24 May 2022 | 12:11 UTC

Crude in floating storage falls despite Russian oil on water reaching elevated levels

Highlights

More Russian oil flows to Asia, increasing ton-mile demand

89 million barrels of crude held in tankers: Kpler

The volume of crude oil in tankers worldwide has fallen to an eight-week low, even as Russian oil on the water rises to new highs, according to data intelligence firm Kpler.

For the week beginning May 23, Kpler estimates volumes of crude in floating storage at 89 million barrels, the lowest since April 3. The Kpler estimate is based on the volume of oil on tankers idled offshore for seven days or more.

A steeply backwardated structure in crude oil markets has generally disincentivized storage, although more Russian oil is flowing long-distance into Asian markets, away from Europe due to the threat of potential Western sanctions following its invasion of Ukraine, market sources said.

Kpler estimates that almost 68 million barrels of Russian crude is currently on water, the highest for at least six years, when the company started recording this data.

Reluctance from typical markets in Europe to buy Russian oil has had a major impact on its key crude grade Urals, which is trading at record low differentials to other grades.

Platts assessed Urals at $79.065/b May 23, compared with Dated Brent at $115.525/b, S&P Global Commodity Insights data showed. On Feb. 23, the day before the Russian invasion of Ukraine, Platts assessed Urals at $90.72/b and Dated Brent at $100.48/b.

Floating crude volumes worldwide have fallen back sharply since 2020, when the oil market was facing a severe glut due to both supply and demand shocks caused by the oil price war and the COVID-19 pandemic.

Crude in floating storage peaked at over 203 million barrels in late June, Kpler data showed. Since last year, crude stored on tankers has been on a broader downward trend as oil demand has rebounded.

Changing flows

"The dislocation between physical oil demand and supply directly related to the Russia-Ukraine conflict led to an increase in long-haul voyages from the US Gulf Coast and the East of Suez to Europe, replacing missing Russian barrels," said Hafnia Tankers in its 2021 annual report published on May 23.
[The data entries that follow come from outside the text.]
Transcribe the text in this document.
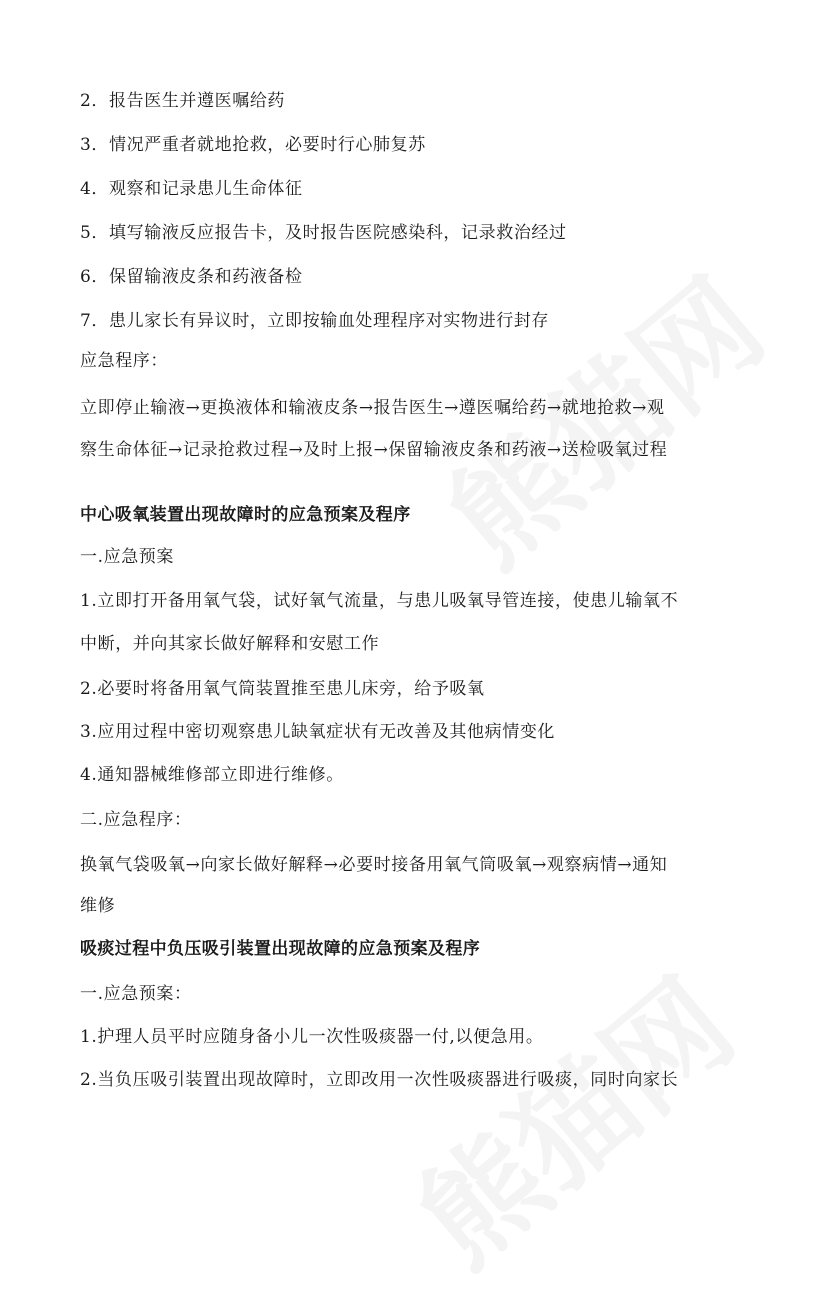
2．报告医生并遵医嘱给药
3．情况严重者就地抢救，必要时行心肺复苏
4．观察和记录患儿生命体征
5．填写输液反应报告卡，及时报告医院感染科，记录救治经过
6．保留输液皮条和药液备检
7．患儿家长有异议时，立即按输血处理程序对实物进行封存
应急程序：
立即停止输液→更换液体和输液皮条→报告医生→遵医嘱给药→就地抢救→观
察生命体征→记录抢救过程→及时上报→保留输液皮条和药液→送检吸氧过程
中心吸氧装置出现故障时的应急预案及程序
一.应急预案
1.立即打开备用氧气袋，试好氧气流量，与患儿吸氧导管连接，使患儿输氧不
中断，并向其家长做好解释和安慰工作
2.必要时将备用氧气筒装置推至患儿床旁，给予吸氧
3.应用过程中密切观察患儿缺氧症状有无改善及其他病情变化
4.通知器械维修部立即进行维修。
二.应急程序：
换氧气袋吸氧→向家长做好解释→必要时接备用氧气筒吸氧→观察病情→通知
维修
吸痰过程中负压吸引装置出现故障的应急预案及程序
一.应急预案：
1.护理人员平时应随身备小儿一次性吸痰器一付,以便急用。
2.当负压吸引装置出现故障时，立即改用一次性吸痰器进行吸痰，同时向家长
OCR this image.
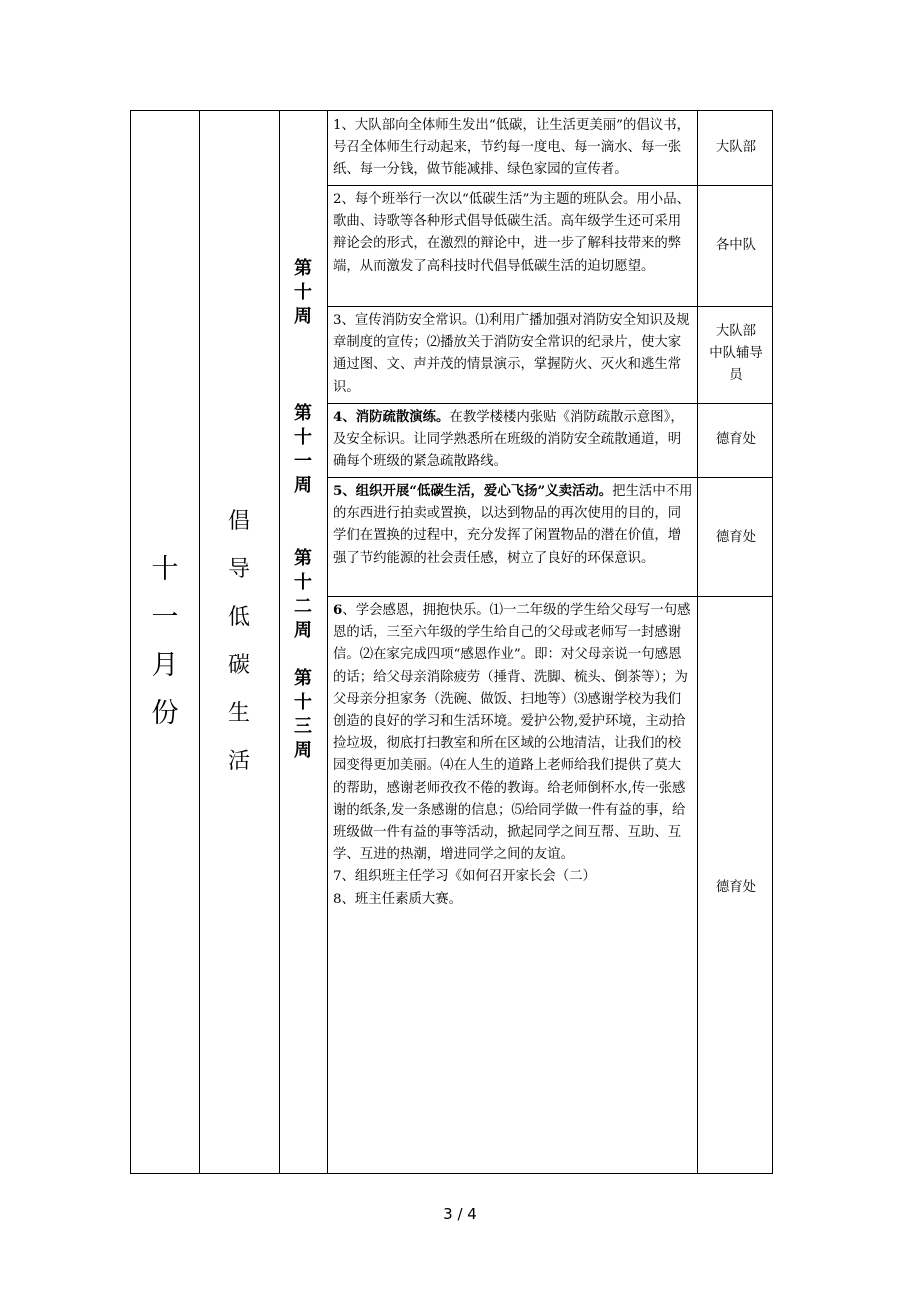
十
一
月
份
倡
导
低
碳
生
活
第
十
周
第
十
一
周
第
十
二
周
第
十
三
周
1、大队部向全体师生发出“低碳，让生活更美丽”的倡议书，号召全体师生行动起来，节约每一度电、每一滴水、每一张纸、每一分钱，做节能减排、绿色家园的宣传者。
大队部
2、每个班举行一次以“低碳生活”为主题的班队会。用小品、歌曲、诗歌等各种形式倡导低碳生活。高年级学生还可采用辩论会的形式，在激烈的辩论中，进一步了解科技带来的弊端，从而激发了高科技时代倡导低碳生活的迫切愿望。
各中队
3、宣传消防安全常识。⑴利用广播加强对消防安全知识及规章制度的宣传；⑵播放关于消防安全常识的纪录片，使大家通过图、文、声并茂的情景演示，掌握防火、灭火和逃生常识。
大队部
中队辅导
员
4、消防疏散演练。在教学楼楼内张贴《消防疏散示意图》，及安全标识。让同学熟悉所在班级的消防安全疏散通道，明确每个班级的紧急疏散路线。
德育处
5、组织开展“低碳生活，爱心飞扬”义卖活动。把生活中不用的东西进行拍卖或置换，以达到物品的再次使用的目的，同学们在置换的过程中，充分发挥了闲置物品的潜在价值，增强了节约能源的社会责任感，树立了良好的环保意识。
德育处
6、学会感恩，拥抱快乐。⑴一二年级的学生给父母写一句感恩的话，三至六年级的学生给自己的父母或老师写一封感谢信。⑵在家完成四项“感恩作业”。即：对父母亲说一句感恩的话；给父母亲消除疲劳（捶背、洗脚、梳头、倒茶等）；为父母亲分担家务（洗碗、做饭、扫地等）⑶感谢学校为我们创造的良好的学习和生活环境。爱护公物,爱护环境，主动拾捡垃圾，彻底打扫教室和所在区域的公地清洁，让我们的校园变得更加美丽。⑷在人生的道路上老师给我们提供了莫大的帮助，感谢老师孜孜不倦的教诲。给老师倒杯水,传一张感谢的纸条,发一条感谢的信息；⑸给同学做一件有益的事，给班级做一件有益的事等活动，掀起同学之间互帮、互助、互学、互进的热潮，增进同学之间的友谊。
7、组织班主任学习《如何召开家长会（二）
8、班主任素质大赛。
德育处
3 / 4
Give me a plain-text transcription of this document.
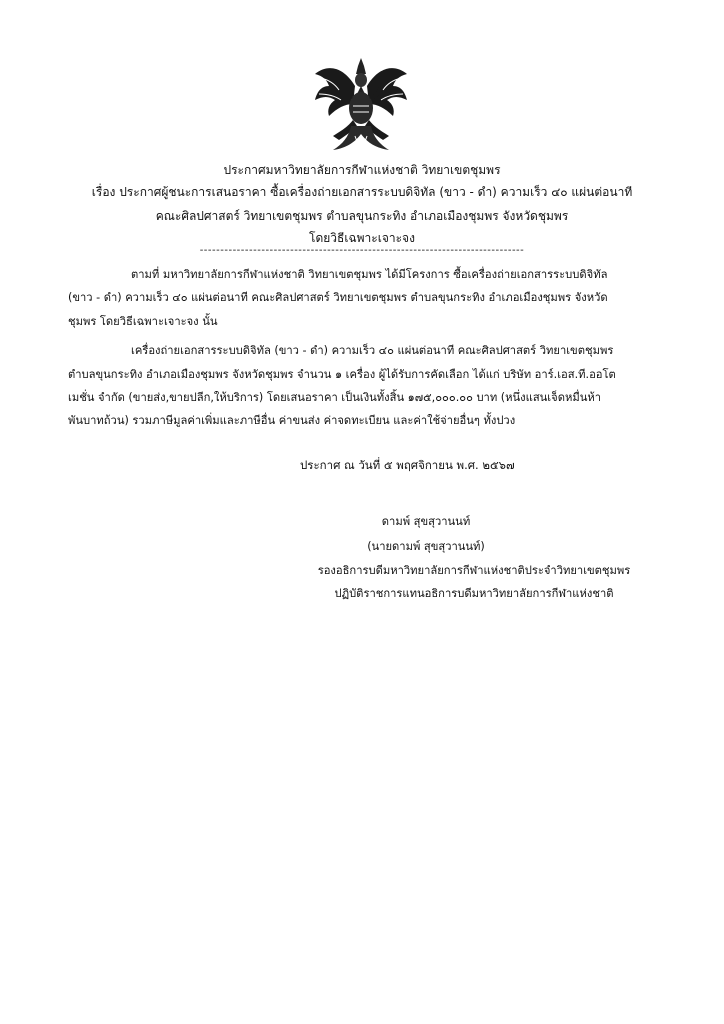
ประกาศมหาวิทยาลัยการกีฬาแห่งชาติ วิทยาเขตชุมพร
เรื่อง ประกาศผู้ชนะการเสนอราคา ซื้อเครื่องถ่ายเอกสารระบบดิจิทัล (ขาว - ดำ) ความเร็ว ๔๐ แผ่นต่อนาที
คณะศิลปศาสตร์ วิทยาเขตชุมพร ตำบลขุนกระทิง อำเภอเมืองชุมพร จังหวัดชุมพร
โดยวิธีเฉพาะเจาะจง
-------------------------------------------------------------------------------
ตามที่ มหาวิทยาลัยการกีฬาแห่งชาติ วิทยาเขตชุมพร ได้มีโครงการ ซื้อเครื่องถ่ายเอกสารระบบดิจิทัล
(ขาว - ดำ) ความเร็ว ๔๐ แผ่นต่อนาที คณะศิลปศาสตร์ วิทยาเขตชุมพร ตำบลขุนกระทิง อำเภอเมืองชุมพร จังหวัด
ชุมพร โดยวิธีเฉพาะเจาะจง นั้น
เครื่องถ่ายเอกสารระบบดิจิทัล (ขาว - ดำ) ความเร็ว ๔๐ แผ่นต่อนาที คณะศิลปศาสตร์ วิทยาเขตชุมพร
ตำบลขุนกระทิง อำเภอเมืองชุมพร จังหวัดชุมพร จำนวน ๑ เครื่อง ผู้ได้รับการคัดเลือก ได้แก่ บริษัท อาร์.เอส.ที.ออโต
เมชั่น จำกัด (ขายส่ง,ขายปลีก,ให้บริการ) โดยเสนอราคา เป็นเงินทั้งสิ้น ๑๗๕,๐๐๐.๐๐ บาท (หนึ่งแสนเจ็ดหมื่นห้า
พันบาทถ้วน) รวมภาษีมูลค่าเพิ่มและภาษีอื่น ค่าขนส่ง ค่าจดทะเบียน และค่าใช้จ่ายอื่นๆ ทั้งปวง
ประกาศ ณ วันที่ ๕ พฤศจิกายน พ.ศ. ๒๕๖๗
ดามพ์ สุขสุวานนท์
(นายดามพ์ สุขสุวานนท์)
รองอธิการบดีมหาวิทยาลัยการกีฬาแห่งชาติประจำวิทยาเขตชุมพร
ปฏิบัติราชการแทนอธิการบดีมหาวิทยาลัยการกีฬาแห่งชาติ
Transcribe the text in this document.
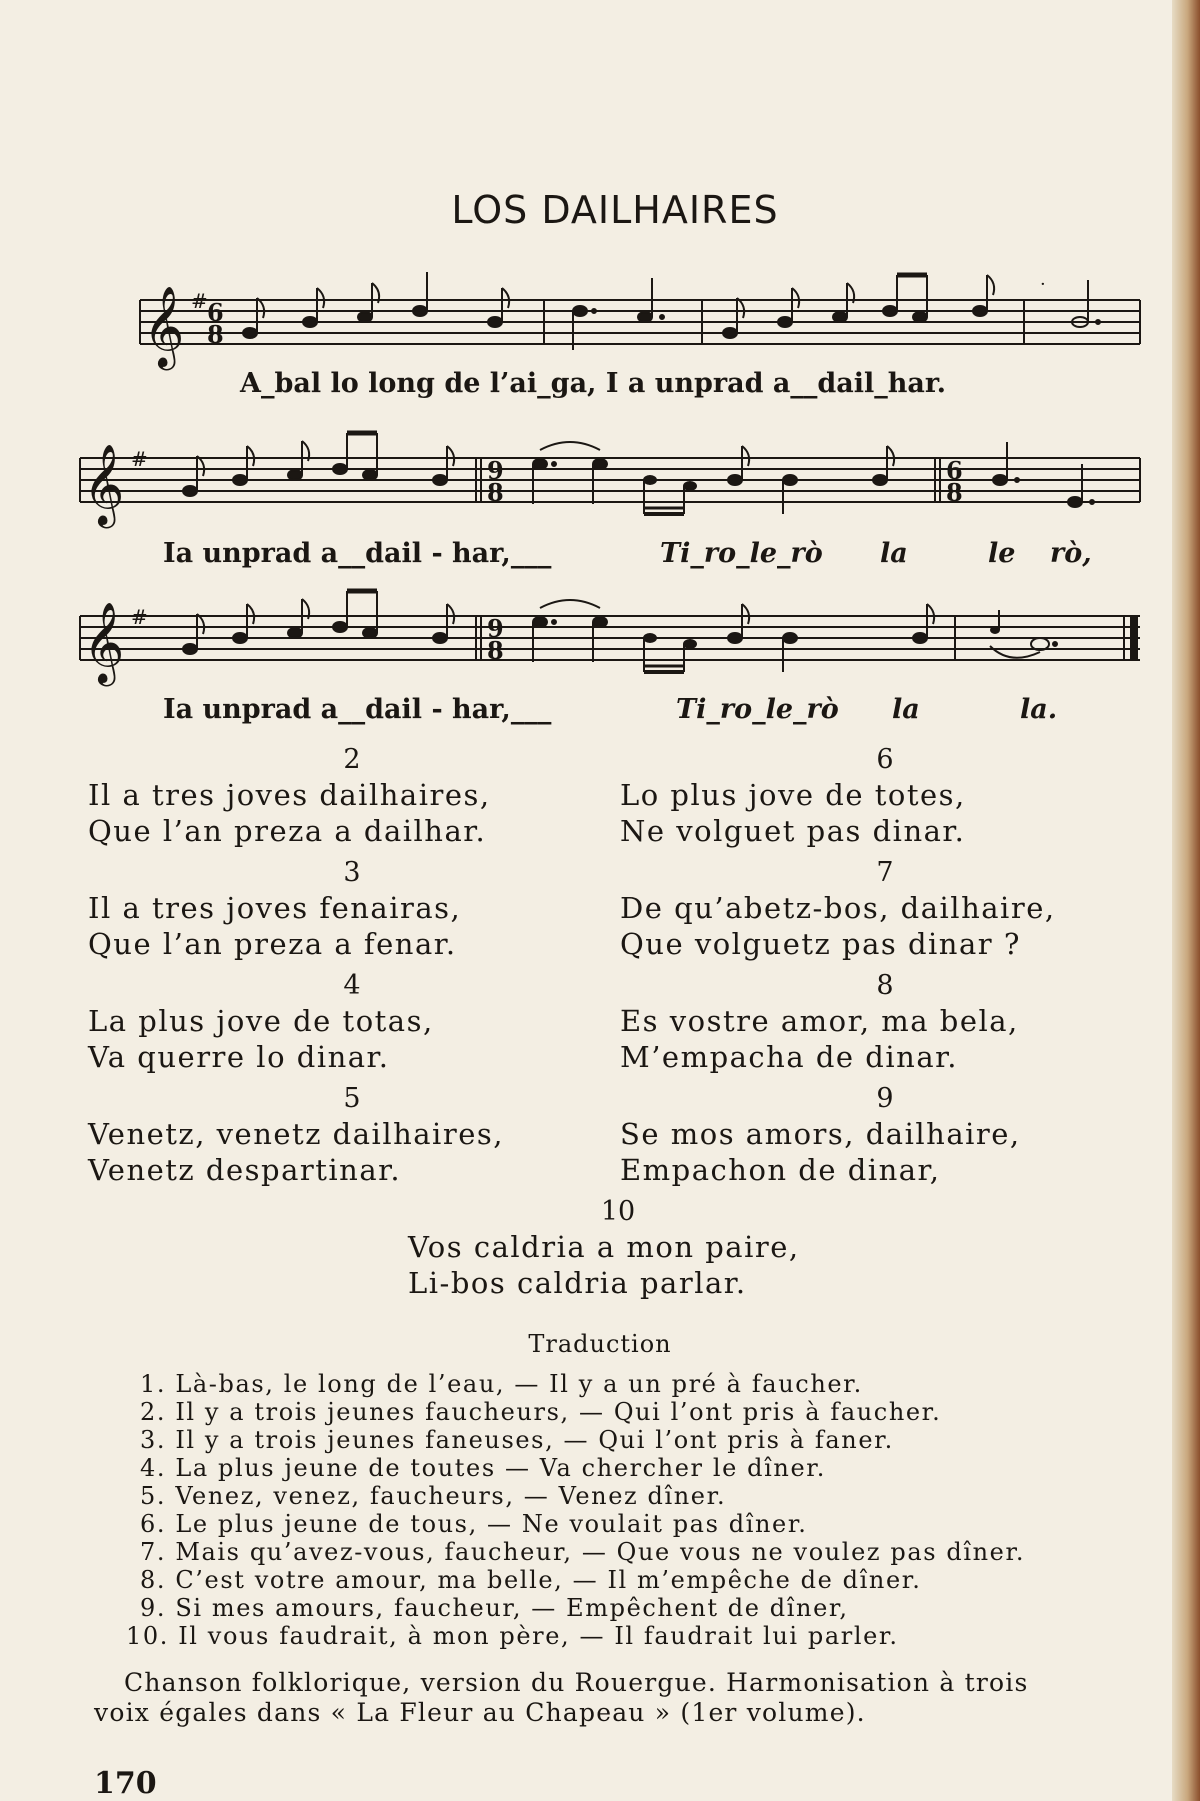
LOS DAILHAIRES
𝄞 # 6
8
·
A_bal lo long de l’ai_ga, I a unprad a__dail_har.
𝄞 #	9
8
6
8
Ia unprad a__dail - har,___	Ti_ro_le_rò la	le rò,
𝄞 #	9
8
Ia unprad a__dail - har,___	Ti_ro_le_rò la	la.
2
Il a tres joves dailhaires,
Que l’an preza a dailhar.
3
Il a tres joves fenairas,
Que l’an preza a fenar.
4
La plus jove de totas,
Va querre lo dinar.
5
Venetz, venetz dailhaires,
Venetz despartinar.
6
Lo plus jove de totes,
Ne volguet pas dinar.
7
De qu’abetz-bos, dailhaire,
Que volguetz pas dinar ?
8
Es vostre amor, ma bela,
M’empacha de dinar.
9
Se mos amors, dailhaire,
Empachon de dinar,
10
Vos caldria a mon paire,
Li-bos caldria parlar.
Traduction
1. Là-bas, le long de l’eau, — Il y a un pré à faucher.
2. Il y a trois jeunes faucheurs, — Qui l’ont pris à faucher.
3. Il y a trois jeunes faneuses, — Qui l’ont pris à faner.
4. La plus jeune de toutes — Va chercher le dîner.
5. Venez, venez, faucheurs, — Venez dîner.
6. Le plus jeune de tous, — Ne voulait pas dîner.
7. Mais qu’avez-vous, faucheur, — Que vous ne voulez pas dîner.
8. C’est votre amour, ma belle, — Il m’empêche de dîner.
9. Si mes amours, faucheur, — Empêchent de dîner,
10. Il vous faudrait, à mon père, — Il faudrait lui parler.
Chanson folklorique, version du Rouergue. Harmonisation à trois
voix égales dans « La Fleur au Chapeau » (1er volume).
170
Russia is a significant supplier of oil to the world, typically exporting more than 7 million b/d of crude and petroleum products or some 13% of total oil trade. Europe is particularly dependent, with Russia generally supplying about 2.7 million b/d to the region.

Russian crude exports have remained resilient so far in April and May despite a fall in crude production in the country.

China's independent refiners have rekindled their taste for Russia's ESPO crude, while India's big refiners have recently bought a sizable amount of Urals.

However, analysts from S&P Global Commodity Insights expect Russian crude exports to fall in the coming weeks, with EU sanctions only permitting "strictly necessary" deals with Russian companies from May 15.

"We currently assume peak disruptions of 2.8 million b/d will be reached by August, but a slower timetable and/or lower supply impact are clearly possible if the EU is unable to agree on explicit import sanctions or European financial or potential shipping restrictions do not curtail re-routed shipments to the degree we expected," the analysts said in a recent note.

On May 19, Russian Deputy Prime Minister Alexander Novak said that, after a fall of 1 million b/d in April, Russian oil production had risen by 200,000-300,000 b/d in May and will continue to increase next month.

The latest Platts OPEC+ survey estimated that Russian crude output plunged to 9.14 million b/d in April, far below its quota of 10.44 million b/d under the OPEC+ crude production agreement, which does not include condensate.